16

This is nearly a cross post from Math SE - while the explanation of my problem is identical, on Math.SE I was asking for a mathematical solution to my problem.

My issue is, the solution I got on Math.SE was "convert to base 35" which is probably a very good answer, but I am truly horrible with math and don't understand how to apply the solution in my code. I tried looking up a lesson on converting to different bases, and it's pretty confusing to me.

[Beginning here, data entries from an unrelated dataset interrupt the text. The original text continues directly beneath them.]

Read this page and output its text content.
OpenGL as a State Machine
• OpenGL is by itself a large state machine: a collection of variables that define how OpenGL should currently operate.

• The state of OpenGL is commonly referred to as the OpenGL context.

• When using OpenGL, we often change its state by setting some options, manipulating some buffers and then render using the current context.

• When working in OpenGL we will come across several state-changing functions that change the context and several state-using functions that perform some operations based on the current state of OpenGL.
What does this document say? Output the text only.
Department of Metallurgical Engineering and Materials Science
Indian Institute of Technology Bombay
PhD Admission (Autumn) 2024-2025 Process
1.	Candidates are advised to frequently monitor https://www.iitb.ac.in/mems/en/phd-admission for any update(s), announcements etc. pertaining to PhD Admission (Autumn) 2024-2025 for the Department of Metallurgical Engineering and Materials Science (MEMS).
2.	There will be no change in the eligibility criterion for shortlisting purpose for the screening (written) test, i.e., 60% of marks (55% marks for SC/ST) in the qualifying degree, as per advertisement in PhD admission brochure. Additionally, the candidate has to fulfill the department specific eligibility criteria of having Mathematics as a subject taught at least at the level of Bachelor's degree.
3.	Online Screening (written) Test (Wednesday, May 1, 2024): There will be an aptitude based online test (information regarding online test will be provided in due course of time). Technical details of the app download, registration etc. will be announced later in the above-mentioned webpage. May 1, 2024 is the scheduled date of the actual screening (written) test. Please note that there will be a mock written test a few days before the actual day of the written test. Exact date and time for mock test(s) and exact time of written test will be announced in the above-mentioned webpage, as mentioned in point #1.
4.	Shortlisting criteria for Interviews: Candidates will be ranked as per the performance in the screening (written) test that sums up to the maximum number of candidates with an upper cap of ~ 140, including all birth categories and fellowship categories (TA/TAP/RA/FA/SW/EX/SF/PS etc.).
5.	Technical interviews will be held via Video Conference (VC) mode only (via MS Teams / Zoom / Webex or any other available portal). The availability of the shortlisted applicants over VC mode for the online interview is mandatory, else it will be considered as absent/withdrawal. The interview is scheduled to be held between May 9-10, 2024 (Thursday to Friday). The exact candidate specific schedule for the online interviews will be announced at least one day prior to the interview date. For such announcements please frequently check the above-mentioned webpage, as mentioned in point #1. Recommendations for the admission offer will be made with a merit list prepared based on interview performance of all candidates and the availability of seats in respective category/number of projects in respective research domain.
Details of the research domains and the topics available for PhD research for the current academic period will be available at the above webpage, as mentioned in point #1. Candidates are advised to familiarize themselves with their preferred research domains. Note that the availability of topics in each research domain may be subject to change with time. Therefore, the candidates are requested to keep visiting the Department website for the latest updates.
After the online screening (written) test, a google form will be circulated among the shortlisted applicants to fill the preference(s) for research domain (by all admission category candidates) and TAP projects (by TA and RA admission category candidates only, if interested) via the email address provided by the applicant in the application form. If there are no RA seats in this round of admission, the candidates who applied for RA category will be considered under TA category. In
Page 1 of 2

Even looking at a question about converting numbers to bases in JavaScript didn't make it clear how exactly I'd use it for what I need to do.

Is there a simple way to handle this in JavaScript? Here's the question in full:

I have an unusual programming problem and the math side of it has me stumped.

I've generated a unique string of seven characters which are each randomly selected from these possibilities: ABCDEFGHIJKLMNOPQRSTUVWXYZ123456789 for example A6HJ92B and I need to convert it to a unique number value. When converted, no two versions of this random string can be the name number.

I could just generate a number rather than including letters in the original id, but of course that means I have to increase the length of my string, and it's possible that the user of my application may want to type this string, as it identifies his "session" in an application, so I want to keep it short.

So my idea was to build a table like this:

A : 1,
B : 2,
C : 3,
D : 4,
E : 5,
F : 6,
G : 7,
H : 8,

... you get the idea ...

5 : 31,
6 : 32,
7 : 33,
8 : 34,
9 : 35

And then I'd add all of the numbers up...

A6HJ92B:

A : 1
6 : 32
H : 8
J : 10
9 : 35
2 : 28
B : 2

1+32+8+10+35+28+2 = 116

...but I realized this is a flawed idea because many possible strings will "collide" or equal the same number. I need each unique string to equal a unique number.

So even if I multiplied each character's value (1*32*8*10*35*28*2 = 5,017,600), I'm thinking there might be possible collisions there too.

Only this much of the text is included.